Boris Johnson, the London mayor, is looking to Jewish youth movements as a model to help fight the capital's knife crime.
While researching his strategy to reduce the number of stabbings in London, Mr Johnson looked at various youth services and youth movements. He told the JC this week that he was particularly impressed by Jewish groups, which he believes could offer effective lessons in reducing such crimes due to their "peer-led" approach.
He said that such groups - where older teenagers lead activities for younger members - was the most effective way of working with young people. He hailed Jewish youth movements as an example to other communities.
He said: "It's fantastic that the Jewish community provides such excellent support for their young people. This is a model that all communities across London should strive to emulate.

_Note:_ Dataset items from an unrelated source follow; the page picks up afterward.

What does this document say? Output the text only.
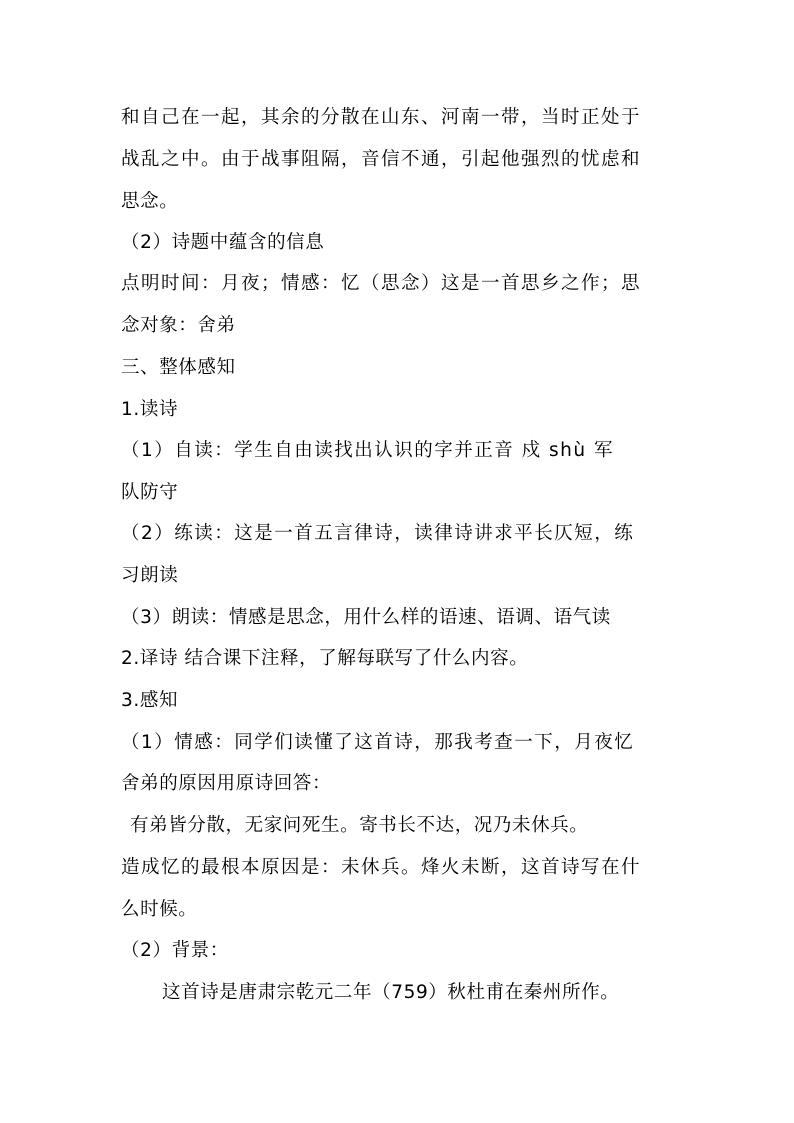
和自己在一起，其余的分散在山东、河南一带，当时正处于
战乱之中。由于战事阻隔，音信不通，引起他强烈的忧虑和
思念。
（2）诗题中蕴含的信息
点明时间：月夜；情感：忆（思念）这是一首思乡之作；思
念对象：舍弟
三、整体感知
1.读诗
（1）自读：学生自由读找出认识的字并正音 戍 shù 军
队防守
（2）练读：这是一首五言律诗，读律诗讲求平长仄短，练
习朗读
（3）朗读：情感是思念，用什么样的语速、语调、语气读
2.译诗 结合课下注释，了解每联写了什么内容。
3.感知
（1）情感：同学们读懂了这首诗，那我考查一下，月夜忆
舍弟的原因用原诗回答：
有弟皆分散，无家问死生。寄书长不达，况乃未休兵。
造成忆的最根本原因是：未休兵。烽火未断，这首诗写在什
么时候。
（2）背景：
这首诗是唐肃宗乾元二年（759）秋杜甫在秦州所作。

"Many of the Jewish groups I have seen have comprehensive programmes of activity for young people, delivered by young people. This model is proven to work - as it encourages positive peer pressure and mentoring. Young people are far more likely to listen to, and respect, their peers."
Although Mr Johnson has still not completed his plan on knife crime, he said he may arrange for representatives from Jewish movements to speak to youth workers in other communities.
The news comes just days after marches against knife crime were held in London and Scotland. At the London event, Prime Minister Gordon Brown delivered a video message saying that stronger penalties against knife crime sent "a clear message to every young person carrying a knife that there will be no excuses and no exceptions".
There have been 27 teenage knife-related deaths in the capital this year.